Les musulmans de France, en partie, ont choisi cette vieille nation parce qu’ils partagent pleinement son Histoire avec ses phases de gloire et de regret. Et ils aspirent à un avenir commun avec leurs compatriotes français. Ils considèrent la citoyenneté française comme étant une véritable conscience morale. Une conscience qui «(…) prouve sa force par les sacrifices qu’exige l’abdication de l’individu au profit d’une communauté (…)» (E. Renan, ‘‘Qu’est-ce qu’une Nation ?’’, conférence faite à la Sorbonne en 1882).

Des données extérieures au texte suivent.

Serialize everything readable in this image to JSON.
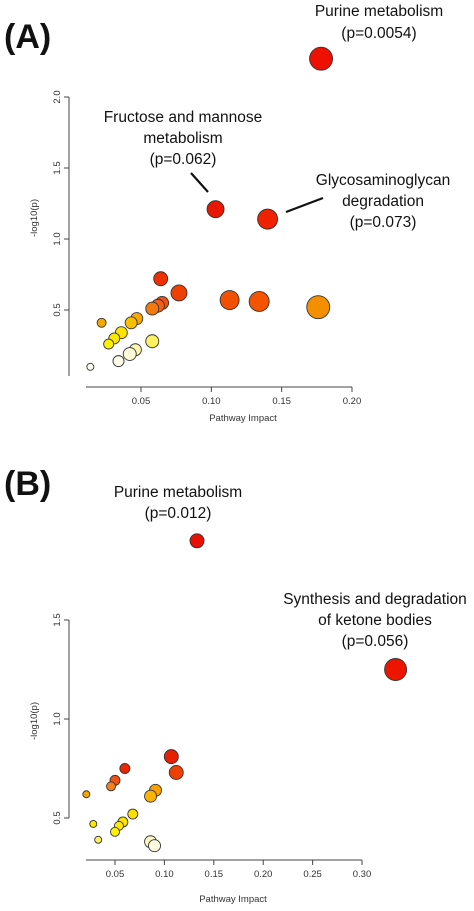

Et pourtant, en attribuant aux musulmans le droit d’édifier quelques lieux de culte, la France gagnerait en grandeur et ceci au moins sur 3 plans :

1/ Dépassionner le débat sur l’islam pour mieux stimuler l’intégration – contrairement à l’assimilation, l’intégration est un processus interactif de transmission et d’intériorisation de richesses culturelles, intellectuelles, etc. – et lutter ainsi efficacement contre la montée de l’extrême droite qui gangrène le débat politique et ampute la conceptualisation (réfléchir sur…) des vraies solutions aux problèmes qui secouent la France.

2/ Donner ainsi l’exemple au reste du monde et particulièrement aux européens que l’Islam est compatible avec les valeurs occidentales, qui sont d’ailleurs des valeurs universelles.

3/ Il découlera de ces deux avantages un troisième et non le moindre : une place de choix dans le monde musulman en général et le monde arabe en particulier. Ces nations sauront reconnaître en effet à la France ses vertus intégratrices : la multiplication des accords économiques, par ces temps de crise et de perte de rôle majeur dans le nouvel ordre mondiale qui s’érige, sera sans doute à la hauteur des attentes de l’hexagone.

* Professeur de Sciences économiques et sociales.